Everyone participated in harvesting the ginko seeds and working on the project. All worked together. The seminarians knew they had to work together, and that they could count on everyone when their proposal would prevail.
In making decisions it is important for everyone to “save face.” It is okay to have disagreements, but in the end everyone must work for the sake of the group.
When working with people in the Japanese community it would be important to have a lot of conversation before the decisive meeting. If people are heard and listened to, then in the end they will participate in the decision.
The Japanese culture recognizes and honors seniority. This recognition and honor is done in many ways. Bowing to one another serves not only as a greeting, but as a way of determining who has seniority, who is the sempai. The one who bows lower indicates that the other is the senior, or the sempai. However, being the sempai also has obligations and responsibilities. The sempai is expected to speak on behalf of the group. The sempai is also expected to make decisions for the good of those he or she mentors. The sempai is also expected to be the host and pick up the bill.
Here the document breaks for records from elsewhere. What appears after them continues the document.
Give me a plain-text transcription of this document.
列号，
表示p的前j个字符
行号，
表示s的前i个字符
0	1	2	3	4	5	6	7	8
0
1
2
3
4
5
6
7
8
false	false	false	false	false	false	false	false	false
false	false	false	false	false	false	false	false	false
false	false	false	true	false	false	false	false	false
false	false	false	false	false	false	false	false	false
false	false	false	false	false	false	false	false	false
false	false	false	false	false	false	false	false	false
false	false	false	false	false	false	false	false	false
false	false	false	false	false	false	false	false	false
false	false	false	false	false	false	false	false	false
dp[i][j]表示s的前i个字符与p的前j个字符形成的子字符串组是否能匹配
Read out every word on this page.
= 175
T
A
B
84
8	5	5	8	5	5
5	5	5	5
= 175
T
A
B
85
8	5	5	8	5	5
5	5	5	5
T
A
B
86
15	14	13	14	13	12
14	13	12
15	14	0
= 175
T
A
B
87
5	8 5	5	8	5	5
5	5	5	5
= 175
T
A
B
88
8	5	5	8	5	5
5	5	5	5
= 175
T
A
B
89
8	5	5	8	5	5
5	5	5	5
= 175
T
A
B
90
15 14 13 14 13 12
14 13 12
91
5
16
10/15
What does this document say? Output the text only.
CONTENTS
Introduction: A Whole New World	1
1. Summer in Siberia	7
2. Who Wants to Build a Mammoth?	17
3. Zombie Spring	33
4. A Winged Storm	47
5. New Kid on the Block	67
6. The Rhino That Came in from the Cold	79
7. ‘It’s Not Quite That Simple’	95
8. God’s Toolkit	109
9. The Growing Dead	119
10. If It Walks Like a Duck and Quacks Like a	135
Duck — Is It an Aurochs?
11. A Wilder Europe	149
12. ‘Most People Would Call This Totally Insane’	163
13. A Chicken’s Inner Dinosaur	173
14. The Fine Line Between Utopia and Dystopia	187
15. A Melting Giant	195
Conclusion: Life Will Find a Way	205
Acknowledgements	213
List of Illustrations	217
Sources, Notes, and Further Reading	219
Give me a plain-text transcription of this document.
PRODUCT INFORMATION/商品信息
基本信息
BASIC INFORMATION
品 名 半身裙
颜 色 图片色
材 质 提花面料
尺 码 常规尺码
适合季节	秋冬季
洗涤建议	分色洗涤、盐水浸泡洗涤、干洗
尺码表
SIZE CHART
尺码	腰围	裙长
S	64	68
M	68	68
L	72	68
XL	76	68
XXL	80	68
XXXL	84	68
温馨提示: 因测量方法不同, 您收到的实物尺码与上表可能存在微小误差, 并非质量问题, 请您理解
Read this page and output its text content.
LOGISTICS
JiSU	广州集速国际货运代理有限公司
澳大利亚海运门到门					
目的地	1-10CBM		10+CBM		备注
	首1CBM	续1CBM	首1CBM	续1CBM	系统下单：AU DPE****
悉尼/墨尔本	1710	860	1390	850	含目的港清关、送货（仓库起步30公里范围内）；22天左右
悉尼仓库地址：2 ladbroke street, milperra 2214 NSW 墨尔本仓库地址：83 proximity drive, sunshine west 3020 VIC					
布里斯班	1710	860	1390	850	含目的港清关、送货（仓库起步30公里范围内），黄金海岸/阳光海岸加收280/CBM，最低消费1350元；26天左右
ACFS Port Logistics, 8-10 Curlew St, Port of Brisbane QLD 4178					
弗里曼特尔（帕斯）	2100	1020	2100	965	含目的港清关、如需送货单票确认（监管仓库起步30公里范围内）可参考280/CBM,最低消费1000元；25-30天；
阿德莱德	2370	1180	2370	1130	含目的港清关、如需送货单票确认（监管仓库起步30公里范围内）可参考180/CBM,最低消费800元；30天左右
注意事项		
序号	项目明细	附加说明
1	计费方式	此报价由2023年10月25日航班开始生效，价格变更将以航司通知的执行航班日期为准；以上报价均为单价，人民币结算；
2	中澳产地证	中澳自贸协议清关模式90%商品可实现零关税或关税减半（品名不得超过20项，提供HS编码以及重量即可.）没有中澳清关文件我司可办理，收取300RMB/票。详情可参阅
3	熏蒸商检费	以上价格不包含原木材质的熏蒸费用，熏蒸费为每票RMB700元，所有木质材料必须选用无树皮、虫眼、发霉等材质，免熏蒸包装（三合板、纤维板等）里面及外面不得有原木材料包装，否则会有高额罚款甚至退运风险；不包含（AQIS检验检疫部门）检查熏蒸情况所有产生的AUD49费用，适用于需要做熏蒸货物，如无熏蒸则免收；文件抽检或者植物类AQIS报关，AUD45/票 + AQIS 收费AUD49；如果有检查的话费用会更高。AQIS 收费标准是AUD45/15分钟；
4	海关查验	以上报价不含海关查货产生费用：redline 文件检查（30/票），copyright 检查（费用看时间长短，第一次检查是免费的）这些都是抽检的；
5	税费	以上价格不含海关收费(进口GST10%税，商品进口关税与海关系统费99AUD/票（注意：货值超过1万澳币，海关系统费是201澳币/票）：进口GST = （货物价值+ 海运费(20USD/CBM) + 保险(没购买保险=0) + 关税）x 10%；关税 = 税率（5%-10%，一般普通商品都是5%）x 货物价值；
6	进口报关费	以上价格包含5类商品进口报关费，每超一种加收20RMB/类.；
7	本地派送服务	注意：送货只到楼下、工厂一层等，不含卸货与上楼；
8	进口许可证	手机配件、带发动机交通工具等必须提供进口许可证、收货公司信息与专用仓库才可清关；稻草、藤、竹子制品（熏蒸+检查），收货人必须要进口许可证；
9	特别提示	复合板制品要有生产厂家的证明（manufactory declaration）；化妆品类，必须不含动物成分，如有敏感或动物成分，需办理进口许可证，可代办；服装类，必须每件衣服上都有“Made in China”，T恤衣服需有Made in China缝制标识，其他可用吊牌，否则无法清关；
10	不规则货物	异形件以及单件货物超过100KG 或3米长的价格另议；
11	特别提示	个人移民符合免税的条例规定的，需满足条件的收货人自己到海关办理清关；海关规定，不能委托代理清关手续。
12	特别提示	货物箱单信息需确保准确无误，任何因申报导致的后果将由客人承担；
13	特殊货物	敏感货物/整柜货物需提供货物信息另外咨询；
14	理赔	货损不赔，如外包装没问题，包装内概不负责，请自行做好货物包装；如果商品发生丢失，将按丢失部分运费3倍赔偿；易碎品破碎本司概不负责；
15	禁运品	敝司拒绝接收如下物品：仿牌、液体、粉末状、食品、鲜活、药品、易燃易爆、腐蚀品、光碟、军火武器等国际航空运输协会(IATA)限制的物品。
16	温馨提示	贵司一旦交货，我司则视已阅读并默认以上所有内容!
The Japanese culture is very hierarchical. Oftentimes, the people will look to those in authority to make the decision, to serve as the sempai, even in the life of the church.
Volunteers and the nail that sticks up gets knocked down
There is an expression in the Japanese language that translates like this, “The nail that sticks up gets knocked down.” The meaning of this expression is to reinforce the group- identity, it is not good to stand out. If one stands out, that person is perceived as “boastful” or “arrogant”. The group then “knocks down” the person through criticism or social ostracism.
If you apply this idea to volunteers for leadership, then it serves as a reason why a person may not want to volunteer. People are much more responsive to being asked to serve by the sempai of the group. Thus, recruitment by the sempai is important in getting volunteers to serve as leaders.
Indirect communication in the Japanese culture and “losing face and saving face”
In the western culture we are taught to communicate directly, and to avoid triangulating others into conflicts. This works well in a culture that assumes equality of peers. However, in a culture that is hierarchical and non-confrontational, direct communication in a conflict situation may cause a person to lose face.
Often people will speak to the priest or Senior Warden about a concern he or she may have with another person in the community. The priest and the Senior Warden are both “sempai” in the community, and easily get triangulated in these conflicts. They are to listen to the member and help that one find a way not only to forgive, but to “save face.” When conflict between members become public it is very difficult for them to remain in the group because they will have been shamed.
Thus, when people find themselves in conflict they try to resolve the conflict through indirect communication, which is sometimes also hurtful. The priest, as the sempai of the community, often gets entangled and needs to be very wise in helping both parties “save face” and remain a part of the community.